Hamilton and jazz guitarist Bruce Eisenbeil, who had already released 12 albums on his own, joined forces to record (live in the studio) the duets of Shadow Machine (Pogus, 2009) that seem to hark back to the early electronic music of Karlheinz Stockhausen. In Dusting Off Dada Hamilton's synthesizer shoots random squirts of noise at the fractured guitar tones. In Dryer Mouth Eisenbeil's guitar emits chaotic noises that eventually evoke harsh electronic responses. A pretense of conventional harmony appears in Shadow Machine, but it's like two drunkards trying to intone a singalong. Dot Dot Dot is what the title implies: tinkling sounds that are so abstract that it's hard to tell which instrument is making them. In Walleye Spawn the synth emits what sound like tiny rodent noises while the guitar tries to articulate a robotic speech, until the electronics explodes and releases huge tidal drones. More small animals surface in The Salt Eaters, fighting against each other and against the nagging guitar. The synth's animals seem to scream in the first half of Little Left on the Left, as if terrified. Silver Through a Straw pits electronic crickets and crystal aliens against an obnoxious amateur Hendrix. These "linguistic" cases (driven more by Hamilton's choice of timbre than by the narrative sequence of events) constitute the best moments on the album. This recording represents Hamilton using the synthesizer as a highly creative and wildly dissonant instrument.

Local Customs (Mutable, 2009) is a work of collaborative electro-acoustic improvisation in which Tom Hamilton's timid and subdued synthesizer dialogs with the live instruments (flute, clarinet, trombone, bass, percussion), yielding the majestic adagio of Corral, the disjointed jazz fanfare of Counterpoint Four, the solemn lullaby of All the Mapping Shifted.

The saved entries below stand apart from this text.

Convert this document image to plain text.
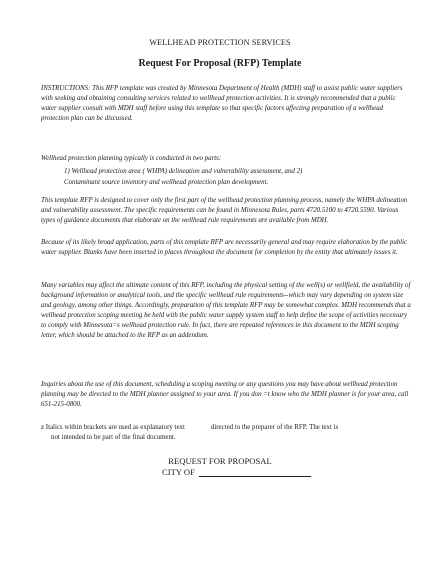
WELLHEAD PROTECTION SERVICES
Request For Proposal (RFP) Template

INSTRUCTIONS: This RFP template was created by Minnesota Department of Health (MDH) staff to assist public water suppliers with seeking and obtaining consulting services related to wellhead protection activities. It is strongly recommended that a public water supplier consult with MDH staff before using this template so that specific factors affecting preparation of a wellhead protection plan can be discussed.

Wellhead protection planning typically is conducted in two parts:

1) Wellhead protection area ( WHPA) delineation and vulnerability assessment, and 2)
Contaminant source inventory and wellhead protection plan development.

This template RFP is designed to cover only the first part of the wellhead protection planning process, namely the WHPA delineation and vulnerability assessment. The specific requirements can be found in Minnesota Rules, parts 4720.5100 to 4720.5590. Various types of guidance documents that elaborate on the wellhead rule requirements are available from MDH.

Because of its likely broad application, parts of this template RFP are necessarily general and may require elaboration by the public water supplier. Blanks have been inserted in places throughout the document for completion by the entity that ultimately issues it.

Many variables may affect the ultimate content of this RFP, including the physical setting of the well(s) or wellfield, the availability of background information or analytical tools, and the specific wellhead rule requirements--which may vary depending on system size and geology, among other things. Accordingly, preparation of this template RFP may be somewhat complex. MDH recommends that a wellhead protection scoping meeting be held with the public water supply system staff to help define the scope of activities necessary to comply with Minnesota=s wellhead protection rule. In fact, there are repeated references in this document to the MDH scoping letter, which should be attached to the RFP as an addendum.

Inquiries about the use of this document, scheduling a scoping meeting or any questions you may have about wellhead protection planning may be directed to the MDH planner assigned to your area. If you don =t know who the MDH planner is for your area, call 651-215-0800.

z Italics within brackets are used as explanatory text	directed to the preparer of the RFP. The text is
not intended to be part of the final document.
REQUEST FOR PROPOSAL
CITY OF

Pieces For Kohn/ Formal and Informal Music (Kvist, 2010) reissues early experiments produced during his years in St Louis. The electroacoustic poem Formal and Informal Music (Somnath, 1980) toys with fibrillating electronic pattern that evoke a rapid-fire remix of Terry Riley's Rainbow in Curved Air, free-jazz wind instruments and exotic percussion. The three-movement Crimson Sterling (Somnath, 1973) juxtaposes free-jazz cacophony, dadaistic electronic sounds and a simple fanfare of droning winds. Pieces for Kohn (Somnath, 1975) consists of four electronic pieces of the Morton Subotnick kind.